Retomando ao Zoo... fui no metro (reparei que só existem bancos dos parolos (em que os os passageiros da frente têm sempre os dentes muitos saídos e os olhos muito abertos e nos estão sempre a controlar os movimentos)) e quem é que apareceu na carruagem? Exactamente... o revisor (se tivessem aparecido dois kosovares a tocar acordeão e pandeireta decerto que uma maldição tinha sido mandada sobre mim... o que é impossível porque fui à bruxa e ela deu-me lá as mezinhas dela (não vou dizer quais os ingredientes porque toda a gente sabe quais são... basta verem um instrutivo filme de Domingo à tarde na TVI em que apareça uma bruxa para ficarem elucidados)). e, sobretudo, porque tenho um amuleto contra o mau olhado que comprei através de m anúncio no jornal Ocasião. É um colar em que o pendente é a cabeça de um coelho presa pelas orelhas (uma para cada lado) com os olhos cosidos, nariz com uma argola e com os lábios cortados.). O revisor lembra sempre a várias pessoas que têm que sair naquela estação e que, uma vez no cais, estão atrasadas para irem a um "sítio" e têm que se apressar a andar, sempre a olhar para trás porque com isto dos assaltos não se brincar... a porra toda é se há revisores cá em cima na saída.

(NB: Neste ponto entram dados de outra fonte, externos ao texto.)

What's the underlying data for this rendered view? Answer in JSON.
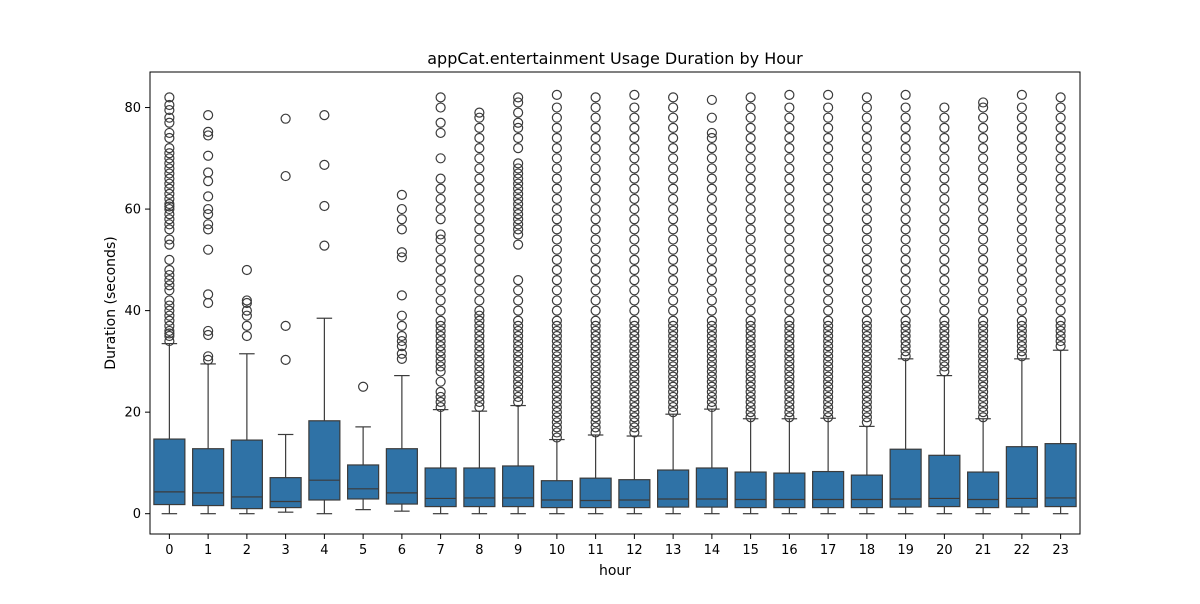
{
  "chart_data": {
    "type": "box",
    "title": "appCat.entertainment Usage Duration by Hour",
    "xlabel": "hour",
    "ylabel": "Duration (seconds)",
    "ylim": [
      -4,
      87
    ],
    "yticks": [
      0,
      20,
      40,
      60,
      80
    ],
    "grid": false,
    "legend": "none",
    "colors": {
      "box_fill": "#2f72a6",
      "line": "#3b3b3b",
      "outlier_edge": "#3b3b3b"
    },
    "categories": [
      "0",
      "1",
      "2",
      "3",
      "4",
      "5",
      "6",
      "7",
      "8",
      "9",
      "10",
      "11",
      "12",
      "13",
      "14",
      "15",
      "16",
      "17",
      "18",
      "19",
      "20",
      "21",
      "22",
      "23"
    ],
    "boxes": [
      {
        "hour": "0",
        "whislo": 0.0,
        "q1": 1.8,
        "med": 4.3,
        "q3": 14.7,
        "whishi": 33.5,
        "fliers": [
          34,
          35,
          35.5,
          36,
          37,
          38,
          39,
          40,
          41,
          42,
          44,
          45,
          46,
          47,
          48,
          50,
          53,
          54,
          56,
          57,
          58,
          59,
          60,
          60.5,
          61,
          62,
          63,
          64,
          65,
          66,
          67,
          68,
          69,
          70,
          71,
          72,
          74,
          75,
          77,
          78,
          79.5,
          80.5,
          82
        ]
      },
      {
        "hour": "1",
        "whislo": 0.0,
        "q1": 1.6,
        "med": 4.1,
        "q3": 12.8,
        "whishi": 29.5,
        "fliers": [
          30.3,
          31,
          35.2,
          36,
          41.5,
          43.2,
          52,
          56,
          57,
          59,
          60,
          62.5,
          65.5,
          67.2,
          70.5,
          74.5,
          75.2,
          78.5
        ]
      },
      {
        "hour": "2",
        "whislo": 0.0,
        "q1": 1.0,
        "med": 3.3,
        "q3": 14.5,
        "whishi": 31.5,
        "fliers": [
          35,
          37,
          39,
          40,
          41.5,
          42,
          48
        ]
      },
      {
        "hour": "3",
        "whislo": 0.3,
        "q1": 1.2,
        "med": 2.4,
        "q3": 7.1,
        "whishi": 15.6,
        "fliers": [
          30.3,
          37,
          66.5,
          77.8
        ]
      },
      {
        "hour": "4",
        "whislo": 0.0,
        "q1": 2.7,
        "med": 6.6,
        "q3": 18.3,
        "whishi": 38.5,
        "fliers": [
          52.8,
          60.6,
          68.7,
          78.5
        ]
      },
      {
        "hour": "5",
        "whislo": 0.8,
        "q1": 2.9,
        "med": 4.9,
        "q3": 9.6,
        "whishi": 17.1,
        "fliers": [
          25
        ]
      },
      {
        "hour": "6",
        "whislo": 0.5,
        "q1": 1.9,
        "med": 4.1,
        "q3": 12.8,
        "whishi": 27.2,
        "fliers": [
          30.5,
          31.5,
          33,
          34,
          35,
          37,
          39,
          43,
          50.5,
          51.5,
          56,
          58,
          60,
          62.8
        ]
      },
      {
        "hour": "7",
        "whislo": 0.0,
        "q1": 1.4,
        "med": 3.0,
        "q3": 9.0,
        "whishi": 20.5,
        "fliers": [
          21,
          22,
          23,
          24,
          26,
          28,
          29,
          30,
          31,
          32,
          33,
          34,
          35,
          36,
          37,
          38,
          40,
          42,
          44,
          46,
          48,
          50,
          52,
          54,
          55,
          58,
          60,
          62,
          64,
          66,
          70,
          75,
          77,
          80,
          82
        ]
      },
      {
        "hour": "8",
        "whislo": 0.0,
        "q1": 1.4,
        "med": 3.1,
        "q3": 9.0,
        "whishi": 20.2,
        "fliers": [
          21,
          22,
          23,
          24,
          25,
          26,
          27,
          28,
          29,
          30,
          31,
          32,
          33,
          34,
          35,
          36,
          37,
          38,
          39,
          40,
          42,
          44,
          46,
          48,
          50,
          52,
          54,
          56,
          58,
          60,
          62,
          64,
          66,
          68,
          70,
          72,
          74,
          76,
          78,
          79
        ]
      },
      {
        "hour": "9",
        "whislo": 0.0,
        "q1": 1.4,
        "med": 3.1,
        "q3": 9.4,
        "whishi": 21.3,
        "fliers": [
          22,
          23,
          24,
          25,
          26,
          27,
          28,
          29,
          30,
          31,
          32,
          33,
          34,
          35,
          36,
          37,
          38,
          40,
          42,
          44,
          46,
          53,
          55,
          56,
          57,
          58,
          59,
          60,
          61,
          62,
          63,
          64,
          65,
          66,
          67,
          68,
          69,
          72,
          74,
          76,
          77,
          79,
          81,
          82
        ]
      },
      {
        "hour": "10",
        "whislo": 0.0,
        "q1": 1.2,
        "med": 2.7,
        "q3": 6.5,
        "whishi": 14.6,
        "fliers": [
          15,
          16,
          17,
          18,
          19,
          20,
          21,
          22,
          23,
          24,
          25,
          26,
          27,
          28,
          29,
          30,
          31,
          32,
          33,
          34,
          35,
          36,
          37,
          38,
          40,
          42,
          44,
          46,
          48,
          50,
          52,
          54,
          56,
          58,
          60,
          62,
          64,
          66,
          68,
          70,
          72,
          74,
          76,
          78,
          80,
          82.5
        ]
      },
      {
        "hour": "11",
        "whislo": 0.0,
        "q1": 1.2,
        "med": 2.6,
        "q3": 7.0,
        "whishi": 15.5,
        "fliers": [
          16,
          17,
          18,
          19,
          20,
          21,
          22,
          23,
          24,
          25,
          26,
          27,
          28,
          29,
          30,
          31,
          32,
          33,
          34,
          35,
          36,
          37,
          38,
          40,
          42,
          44,
          46,
          48,
          50,
          52,
          54,
          56,
          58,
          60,
          62,
          64,
          66,
          68,
          70,
          72,
          74,
          76,
          78,
          80,
          82
        ]
      },
      {
        "hour": "12",
        "whislo": 0.0,
        "q1": 1.2,
        "med": 2.7,
        "q3": 6.7,
        "whishi": 15.3,
        "fliers": [
          16,
          17,
          18,
          19,
          20,
          21,
          22,
          23,
          24,
          25,
          26,
          27,
          28,
          29,
          30,
          31,
          32,
          33,
          34,
          35,
          36,
          37,
          38,
          40,
          42,
          44,
          46,
          48,
          50,
          52,
          54,
          56,
          58,
          60,
          62,
          64,
          66,
          68,
          70,
          72,
          74,
          76,
          78,
          80,
          82.5
        ]
      },
      {
        "hour": "13",
        "whislo": 0.0,
        "q1": 1.3,
        "med": 2.9,
        "q3": 8.6,
        "whishi": 19.6,
        "fliers": [
          20,
          21,
          22,
          23,
          24,
          25,
          26,
          27,
          28,
          29,
          30,
          31,
          32,
          33,
          34,
          35,
          36,
          37,
          38,
          40,
          42,
          44,
          46,
          48,
          50,
          52,
          54,
          56,
          58,
          60,
          62,
          64,
          66,
          68,
          70,
          72,
          74,
          76,
          78,
          80,
          82
        ]
      },
      {
        "hour": "14",
        "whislo": 0.0,
        "q1": 1.3,
        "med": 2.9,
        "q3": 9.0,
        "whishi": 20.6,
        "fliers": [
          21,
          22,
          23,
          24,
          25,
          26,
          27,
          28,
          29,
          30,
          31,
          32,
          33,
          34,
          35,
          36,
          37,
          38,
          40,
          42,
          44,
          46,
          48,
          50,
          52,
          54,
          56,
          58,
          60,
          62,
          64,
          66,
          68,
          70,
          72,
          74,
          75,
          78,
          81.5
        ]
      },
      {
        "hour": "15",
        "whislo": 0.0,
        "q1": 1.2,
        "med": 2.8,
        "q3": 8.2,
        "whishi": 18.7,
        "fliers": [
          19,
          20,
          21,
          22,
          23,
          24,
          25,
          26,
          27,
          28,
          29,
          30,
          31,
          32,
          33,
          34,
          35,
          36,
          37,
          38,
          40,
          42,
          44,
          46,
          48,
          50,
          52,
          54,
          56,
          58,
          60,
          62,
          64,
          66,
          68,
          70,
          72,
          74,
          76,
          78,
          80,
          82
        ]
      },
      {
        "hour": "16",
        "whislo": 0.0,
        "q1": 1.2,
        "med": 2.8,
        "q3": 8.0,
        "whishi": 18.7,
        "fliers": [
          19,
          20,
          21,
          22,
          23,
          24,
          25,
          26,
          27,
          28,
          29,
          30,
          31,
          32,
          33,
          34,
          35,
          36,
          37,
          38,
          40,
          42,
          44,
          46,
          48,
          50,
          52,
          54,
          56,
          58,
          60,
          62,
          64,
          66,
          68,
          70,
          72,
          74,
          76,
          78,
          80,
          82.5
        ]
      },
      {
        "hour": "17",
        "whislo": 0.0,
        "q1": 1.2,
        "med": 2.8,
        "q3": 8.3,
        "whishi": 18.8,
        "fliers": [
          19,
          20,
          21,
          22,
          23,
          24,
          25,
          26,
          27,
          28,
          29,
          30,
          31,
          32,
          33,
          34,
          35,
          36,
          37,
          38,
          40,
          42,
          44,
          46,
          48,
          50,
          52,
          54,
          56,
          58,
          60,
          62,
          64,
          66,
          68,
          70,
          72,
          74,
          76,
          78,
          80,
          82.5
        ]
      },
      {
        "hour": "18",
        "whislo": 0.0,
        "q1": 1.2,
        "med": 2.8,
        "q3": 7.6,
        "whishi": 17.2,
        "fliers": [
          18,
          19,
          20,
          21,
          22,
          23,
          24,
          25,
          26,
          27,
          28,
          29,
          30,
          31,
          32,
          33,
          34,
          35,
          36,
          37,
          38,
          40,
          42,
          44,
          46,
          48,
          50,
          52,
          54,
          56,
          58,
          60,
          62,
          64,
          66,
          68,
          70,
          72,
          74,
          76,
          78,
          80,
          82
        ]
      },
      {
        "hour": "19",
        "whislo": 0.0,
        "q1": 1.3,
        "med": 2.9,
        "q3": 12.7,
        "whishi": 30.5,
        "fliers": [
          31,
          32,
          33,
          34,
          35,
          36,
          37,
          38,
          40,
          42,
          44,
          46,
          48,
          50,
          52,
          54,
          56,
          58,
          60,
          62,
          64,
          66,
          68,
          70,
          72,
          74,
          76,
          78,
          80,
          82.5
        ]
      },
      {
        "hour": "20",
        "whislo": 0.0,
        "q1": 1.4,
        "med": 3.0,
        "q3": 11.5,
        "whishi": 27.2,
        "fliers": [
          28,
          29,
          30,
          31,
          32,
          33,
          34,
          35,
          36,
          37,
          38,
          40,
          42,
          44,
          46,
          48,
          50,
          52,
          54,
          56,
          58,
          60,
          62,
          64,
          66,
          68,
          70,
          72,
          74,
          76,
          78,
          80
        ]
      },
      {
        "hour": "21",
        "whislo": 0.0,
        "q1": 1.2,
        "med": 2.8,
        "q3": 8.2,
        "whishi": 18.7,
        "fliers": [
          19,
          20,
          21,
          22,
          23,
          24,
          25,
          26,
          27,
          28,
          29,
          30,
          31,
          32,
          33,
          34,
          35,
          36,
          37,
          38,
          40,
          42,
          44,
          46,
          48,
          50,
          52,
          54,
          56,
          58,
          60,
          62,
          64,
          66,
          68,
          70,
          72,
          74,
          76,
          78,
          80,
          81
        ]
      },
      {
        "hour": "22",
        "whislo": 0.0,
        "q1": 1.3,
        "med": 3.0,
        "q3": 13.2,
        "whishi": 30.5,
        "fliers": [
          31,
          32,
          33,
          34,
          35,
          36,
          37,
          38,
          40,
          42,
          44,
          46,
          48,
          50,
          52,
          54,
          56,
          58,
          60,
          62,
          64,
          66,
          68,
          70,
          72,
          74,
          76,
          78,
          80,
          82.5
        ]
      },
      {
        "hour": "23",
        "whislo": 0.0,
        "q1": 1.4,
        "med": 3.1,
        "q3": 13.8,
        "whishi": 32.2,
        "fliers": [
          33,
          34,
          35,
          36,
          37,
          38,
          40,
          42,
          44,
          46,
          48,
          50,
          52,
          54,
          56,
          58,
          60,
          62,
          64,
          66,
          68,
          70,
          72,
          74,
          76,
          78,
          80,
          82
        ]
      }
    ]
  }
}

Mais uma vez tentando voltar ao Zoo... chegado lá, para além do bilhete, comprei comida para dar aos animais. Um pacote de amendoins e outro com alpista para cágados (da mais miudinha para não se prender nos dentes e eles não se engasgarem). Dei a minha voltinha reservando um tempo extra para ver melhor a Aldeia dos Macacos. Fiquei bastante contente ao reparar que os símios tinham sido prendados com um parque de diversões... puseram andaimes à volta de algumas casas.
Com a breca! (magnífica expressão de admiração esta) então não é que estavam lá dois maiorsitos a acartar baldes de cimento? Apressei-me a atirar amendoins a estes dois para os recompensar pelo truque novo e os gajos, de uma forma quase (um quase relativo, apenas para impressionar o caro leitor) humana, não me pedem (por gestos muito rudimentares é verdade) "minis" para acompanhar? O que os treinadores/tratadores não fazem por estas criaturas... um espantos. Já tinha visto ursos a dançar e caturras a andar de tricíclo, mas pensei que se ficassem por aí... até nem sei se não é proibido explorar os animais desta forma. Cá para mim acho que os animais deviam ser todos restituídos ao seu habitat natural... camelos para o deserto, cabras para as montanhas e os macacos para Cabo Verde.


PS: O servidor dos comentários tem estado em baixo, o que torna o blog muito lento a carrregar... no entanto recebi um "comentário" por mail muito bonito :o). Atitude louvável e de grande valor.

terça-feira, dezembro 23, 2003

O Meu Primo e os Gatos

Com o aumento do frio há também cá em casa um aumento do cheiro a gás, ou seja, mais uma prova que os aquecedores (os eléctricos principalmente) são perigosos.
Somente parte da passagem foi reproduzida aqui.